Post-divorce mental health

fade

Staff member
Well, divorce has been pretty crappy. I'm trying to stay positive. It's been 6 months since she gave me the initial petition. I got really depressed for a long time. Well depressed-er. Went to a therapist, which seemed just about useless to me. All I did was talk, and there was very little guidance or direction from the therapist. She barely said a word. I understand a lot of this kind of therapy is about opening up, but seriously, I could've said the same stuff to a friend or a brick wall with the same level of feedback. What was the point? Anyway. I started to feel better, and then I discovered a new treat. Anxiety. Just out of nowhere, with no direct cause, it just constantly felt like the night before Christmas when I was a kid. Like I was expecting something to happen. Not necessarily something negative, but something. It just wouldn't go away, either. It was very physical, too. Racing heart, pumping adrenaline, etc. No amount of controlled breathing, exercising, or meditation would make it go away. I finally went to the doctor who put me on beta blockers and an SSRI. I don't really feel like the SSRI is doing much. I've been on one before several times, and I always hated them. Because sure, they take away the depression--but with a hand grenade. It takes away everything else, too, and makes me feel blank. But this time, I don't even get that. Feels like nothing. The beta blocker helped a lot, but it's a short term thing, and it makes it hard to exercise. I did it under control for a while, but recently it's been back again. No trigger again. Nothing particular. It's just there. Not as bad as before, but I just wish I could identify a cause so that I could fix it.
 
I'm sorry, that's rough.

I don't know what you know about therapy, but google 'types' of therapy and see if one appeals to you. Then google therapists (or ask yours) who specialize in that. For example, I get nowhere with CBT but I find psychoanalysts very helpful. There's narrative therapy, etc. Many do more than one. As for the drugs... I know it's almost herculean to keep weaning yourself on and off drugs until you find one that helps, but after literal years, I finally found the antidepressant that works without crippling me in other ways. Hopefully there is something out there for you, too.
 
I have found that self improvement is the only thing that seems to help my depression since my separation and the alienation attempts my ex is using on my daughter.
Working out, doing hobbies with a physical result (crafting or painting minis), or just learning new skills. It's not perfect and when I slip on a workout or something I go right back to being depressed. But it does give some glimpses of sun in the cloudy darkness.
 
You might need to find the right med for anxiety. Mine is Cymbalta (the generic, duloxetine) which is an SRNI and it has worked pretty well for me with barely any side effects.

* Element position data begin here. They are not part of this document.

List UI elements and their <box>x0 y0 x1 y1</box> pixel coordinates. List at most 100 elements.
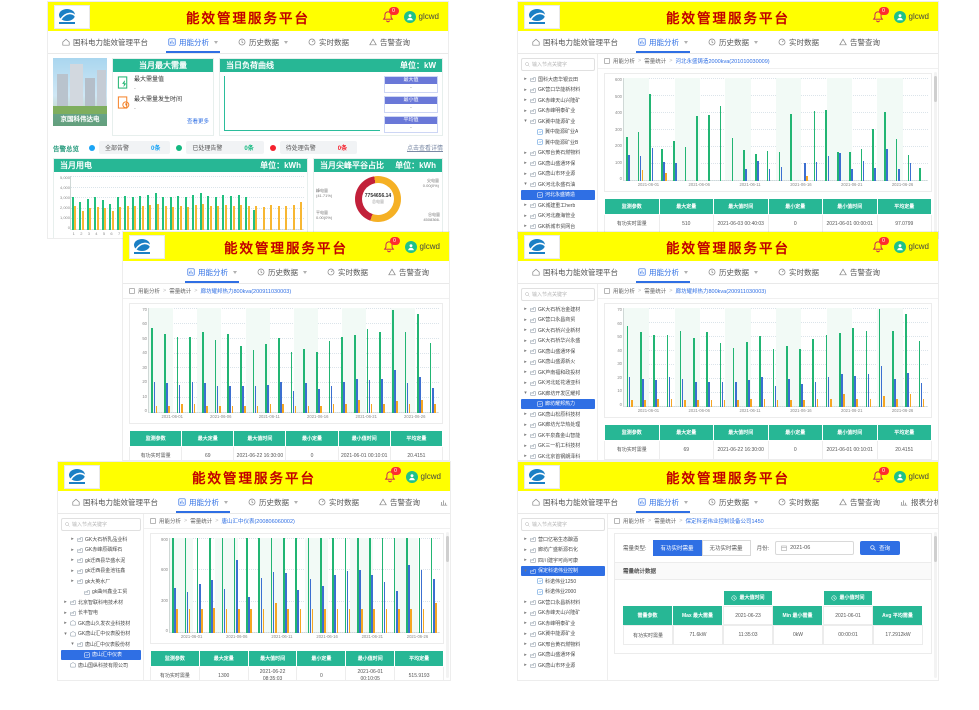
tree-node[interactable]: ▸ GK邢台黄石燃物料 <box>521 148 595 159</box>
tree-node[interactable]: ▸ GK大石桥冶金建材 <box>521 304 595 315</box>
tree-node[interactable]: ▸ GK唐山盛通环保 <box>521 346 595 357</box>
tree-expand-toggle[interactable]: ▸ <box>524 620 527 627</box>
nav-item-yongneng[interactable]: 用能分析 <box>628 491 698 513</box>
tree-node[interactable]: ▸ GK大石桥兴业新材 <box>521 325 595 336</box>
nav-item-yongneng[interactable]: 用能分析 <box>628 31 698 53</box>
breadcrumb-item-2[interactable]: 需量统计 <box>644 289 667 295</box>
tree-expand-toggle[interactable]: ▸ <box>524 651 527 658</box>
nav-item-gaojing[interactable]: 告警查询 <box>378 261 439 283</box>
tree-node[interactable]: ▸ GK北京首钢朗泽科 <box>521 451 595 460</box>
scrollbar[interactable] <box>934 532 937 678</box>
nav-home[interactable]: 国科电力能效管理平台 <box>522 261 628 283</box>
tree-expand-toggle[interactable]: ▸ <box>524 160 527 167</box>
tree-node[interactable]: ▸ GK唐山盛源新火 <box>521 357 595 368</box>
tree-expand-toggle[interactable]: ▸ <box>524 358 527 365</box>
breadcrumb-item-3[interactable]: 保定科诺伟业控制设备公司1450 <box>685 519 764 525</box>
tree-expand-toggle[interactable]: ▸ <box>524 442 527 449</box>
nav-item-gaojing[interactable]: 告警查询 <box>829 491 890 513</box>
tree-node[interactable]: ▾ GK廊坊开发区耀邦 <box>521 388 595 399</box>
tree-node[interactable]: ▸ GK唐山市环业源 <box>521 169 595 180</box>
demand-type-option[interactable]: 无功实时需量 <box>701 540 751 556</box>
demand-type-toggle[interactable]: 有功实时需量 无功实时需量 <box>652 540 751 556</box>
query-button[interactable]: 查询 <box>860 541 901 555</box>
tree-expand-toggle[interactable]: ▸ <box>524 411 527 418</box>
nav-item-yongneng[interactable]: 用能分析 <box>177 261 247 283</box>
nav-item-yongneng[interactable]: 用能分析 <box>168 491 238 513</box>
breadcrumb-item-3[interactable]: 廊坊耀邦热力800kva(200911030003) <box>200 289 292 295</box>
breadcrumb-item-3[interactable]: 唐山汇中仪表(200806060002) <box>221 519 295 525</box>
search-input[interactable]: 输入节点关键字 <box>521 288 595 301</box>
tree-expand-toggle[interactable]: ▸ <box>524 546 527 553</box>
tree-node[interactable]: ▸ GK大石桥华兴永盛 <box>521 336 595 347</box>
nav-home[interactable]: 国科电力能效管理平台 <box>522 491 628 513</box>
nav-item-baobiao[interactable]: 报表分析 <box>430 491 450 513</box>
nav-item-shishi[interactable]: 实时数据 <box>317 261 378 283</box>
scrollbar[interactable] <box>446 532 449 678</box>
alarm-pending[interactable]: 待处理告警 0条 <box>269 141 358 154</box>
tree-expand-toggle[interactable]: ▸ <box>524 348 527 355</box>
tree-node[interactable]: ▾ GK河北永盛石油 <box>521 179 595 190</box>
tree-expand-toggle[interactable]: ▾ <box>524 118 527 125</box>
nav-item-baobiao[interactable]: 报表分析 <box>890 491 938 513</box>
tree-expand-toggle[interactable]: ▸ <box>64 599 67 606</box>
tree-node[interactable]: ▸ gk迁西县华盛水泥 <box>61 555 141 566</box>
nav-item-yongneng[interactable]: 用能分析 <box>628 261 698 283</box>
nav-item-lishi[interactable]: 历史数据 <box>228 31 298 53</box>
tree-node[interactable]: ▸ GK赤峰天山兴隆矿 <box>521 608 605 619</box>
user-menu[interactable]: glcwd <box>403 10 439 23</box>
nav-item-shishi[interactable]: 实时数据 <box>768 31 829 53</box>
tree-expand-toggle[interactable]: ▸ <box>524 337 527 344</box>
nav-item-gaojing[interactable]: 告警查询 <box>359 31 420 53</box>
tree-expand-toggle[interactable]: ▾ <box>71 641 74 648</box>
nav-item-shishi[interactable]: 实时数据 <box>768 491 829 513</box>
bell-icon[interactable]: 0 <box>871 6 889 24</box>
tree-node[interactable]: ▸ GK芦南福和政投材 <box>521 367 595 378</box>
tree-node[interactable]: 冀中能源矿业A <box>521 127 595 138</box>
tree-node[interactable]: ▾ GK唐山汇中仪表股份材 <box>61 629 141 640</box>
tree-node[interactable]: ▸ GK大石桥乳品业科 <box>61 534 141 545</box>
tree[interactable]: ▸ 国科大唐华银云田 ▸ GK营口华能新材料 ▸ GK赤峰天山兴隆矿 ▸ GK赤峰明泰矿业 ▾ G… <box>521 74 595 232</box>
tree-expand-toggle[interactable]: ▸ <box>524 212 527 219</box>
search-input[interactable]: 输入节点关键字 <box>61 518 141 531</box>
alarm-detail-link[interactable]: 点击查看详情 <box>406 146 443 152</box>
tree-node[interactable]: ▸ GK三一机工科技材 <box>521 441 595 452</box>
tree-expand-toggle[interactable]: ▸ <box>71 536 74 543</box>
tree-node[interactable]: ▸ GK营口永昌商贸 <box>521 315 595 326</box>
tree[interactable]: ▸ GK大石桥乳品业科 ▸ GK赤峰原磷辉石 ▸ gk迁西县华盛水泥 ▸ gk迁西县金池钰鑫 ▸… <box>61 534 141 671</box>
view-more-link[interactable]: 查看更多 <box>186 118 209 125</box>
table-row[interactable]: 有功实时需量 1300 2021-06-22 08:35:03 0 2021-06-01… <box>150 666 444 680</box>
tree-node[interactable]: ▸ GK唐山久发农业科技材 <box>61 618 141 629</box>
tree-expand-toggle[interactable]: ▾ <box>524 390 527 397</box>
tree-node[interactable]: ▸ 营口亿裕生态酿酒 <box>521 534 605 545</box>
tree-node[interactable]: ▾ GK冀中能源矿业 <box>521 116 595 127</box>
tree-expand-toggle[interactable]: ▸ <box>524 223 527 230</box>
bell-icon[interactable]: 0 <box>871 236 889 254</box>
alarm-all[interactable]: 全部告警 0条 <box>89 141 171 154</box>
tree-expand-toggle[interactable]: ▸ <box>524 76 527 83</box>
user-menu[interactable]: glcwd <box>893 10 929 23</box>
user-menu[interactable]: glcwd <box>893 470 929 483</box>
tree-node[interactable]: ▸ 长丰智电 <box>61 608 141 619</box>
tree-node[interactable]: ▸ 国科大唐华银云田 <box>521 74 595 85</box>
tree-expand-toggle[interactable]: ▸ <box>71 578 74 585</box>
tree-expand-toggle[interactable]: ▸ <box>524 432 527 439</box>
alarm-handled[interactable]: 已处理告警 0条 <box>176 141 264 154</box>
tree-node[interactable]: ▸ GK河北延花通亚科 <box>521 378 595 389</box>
nav-item-lishi[interactable]: 历史数据 <box>698 31 768 53</box>
tree-expand-toggle[interactable]: ▸ <box>524 306 527 313</box>
tree-node[interactable]: 廊坊耀邦热力 <box>521 398 595 409</box>
tree-expand-toggle[interactable]: ▸ <box>524 149 527 156</box>
search-input[interactable]: 输入节点关键字 <box>521 518 605 531</box>
tree-node[interactable]: 科诺伟业2000 <box>521 587 605 598</box>
tree-expand-toggle[interactable]: ▸ <box>524 557 527 564</box>
nav-item-gaojing[interactable]: 告警查询 <box>829 31 890 53</box>
tree-expand-toggle[interactable]: ▸ <box>524 86 527 93</box>
tree-node[interactable]: ▸ GK唐山盛通环保 <box>521 650 605 661</box>
bell-icon[interactable]: 0 <box>381 6 399 24</box>
tree-expand-toggle[interactable]: ▸ <box>524 536 527 543</box>
tree-node[interactable]: ▸ GK营口华能新材料 <box>521 85 595 96</box>
tree-expand-toggle[interactable]: ▸ <box>524 107 527 114</box>
breadcrumb-item-2[interactable]: 需量统计 <box>169 289 192 295</box>
tree-expand-toggle[interactable]: ▸ <box>524 630 527 637</box>
tree-node[interactable]: ▸ GK廊坊光华热处理 <box>521 420 595 431</box>
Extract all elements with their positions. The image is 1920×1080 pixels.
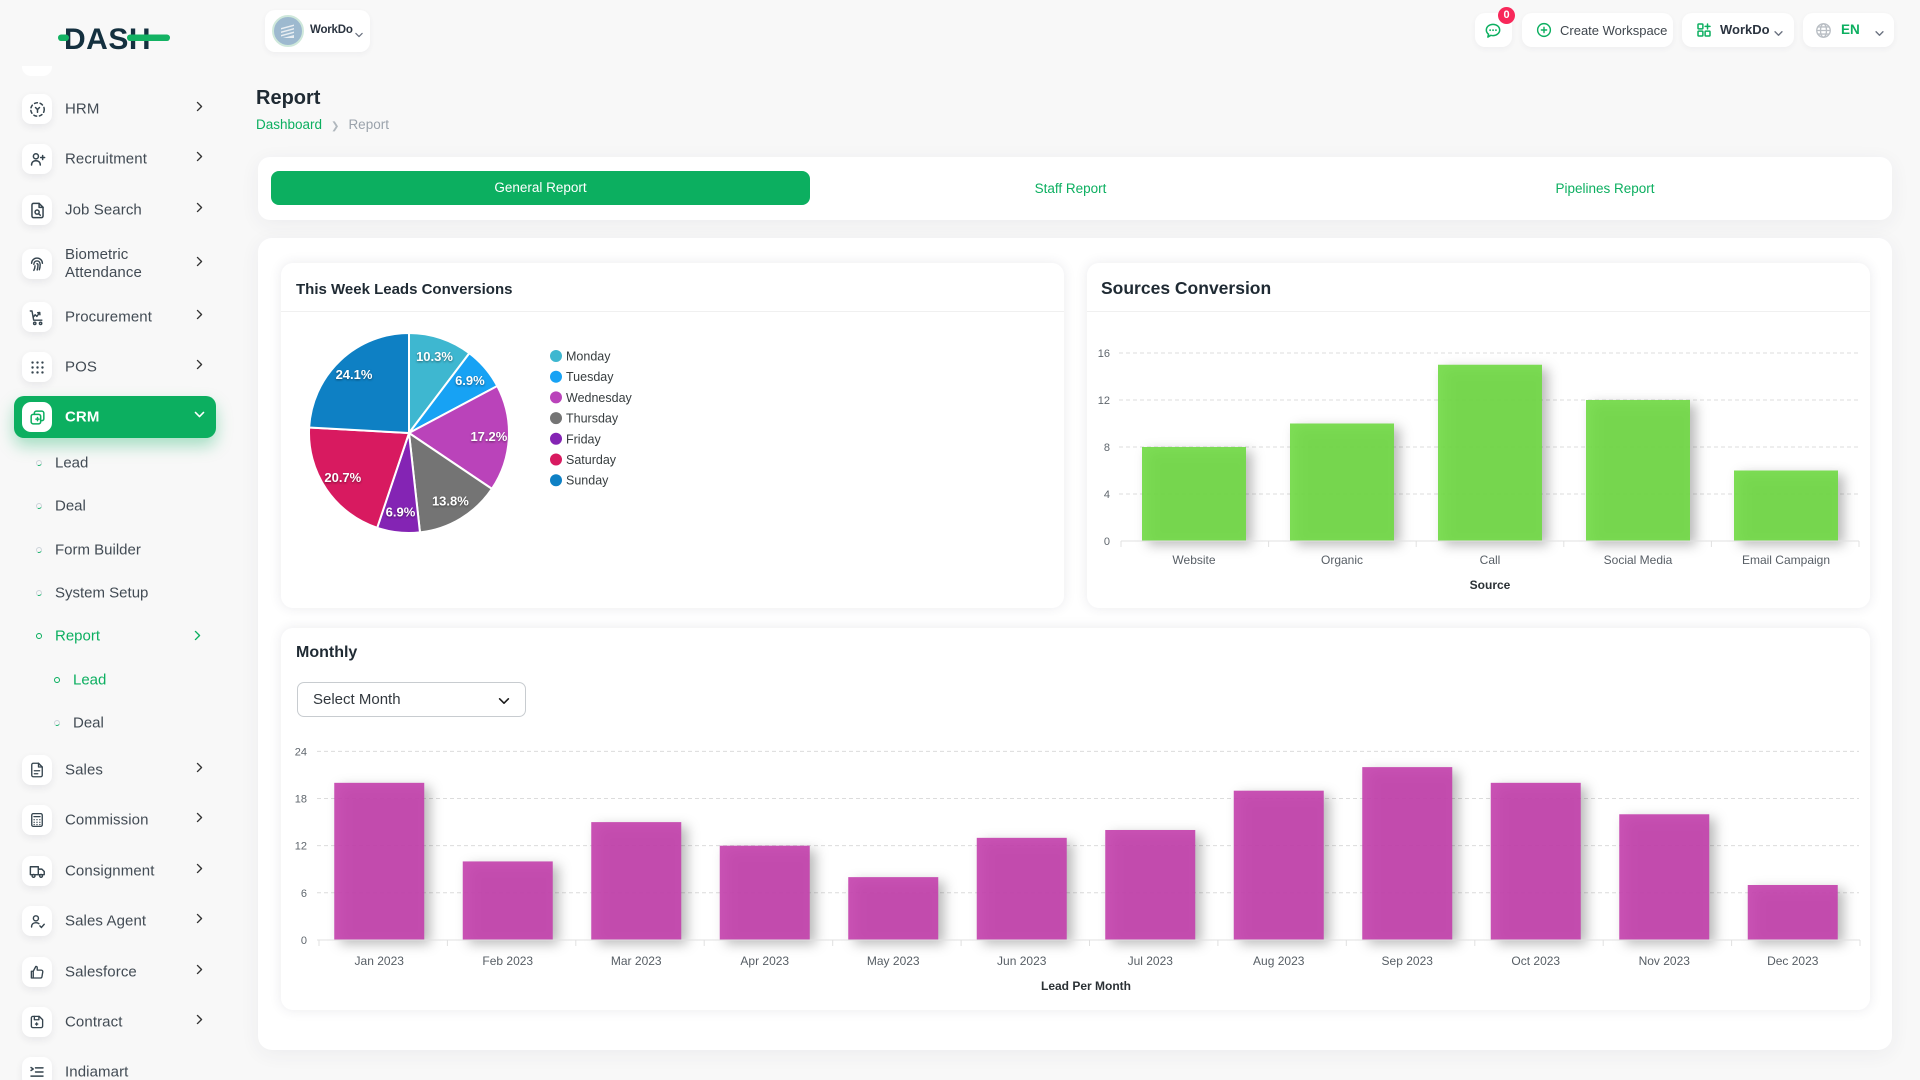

I do recognize the anxiety you describe. It is not linked to anything and you start looking for a cause that isn't there. Eventually you can recognize it for what it is, which itself helps.

There is something out there that will work to lessen the anxiety. It might mean a different therapist or a different med or a change in your life. However, a big part of your social life was ripped away. Lack of an active social network is linked to all kinds of mental health issues, from depression to drug use. Don't take that massive loss lightly. You can't fill it with a med or with therapy. Those things can help, but they won't serve as a replacement.
 
My hair ended up falling out, random bouts of anxiety, and a real mean streak for a while. It takes time and energy and faith (however you want to find that). Happy to provide more conversation on this.
And a shout out to @Jay who was the best friend a guy could have during this terrible time in my life.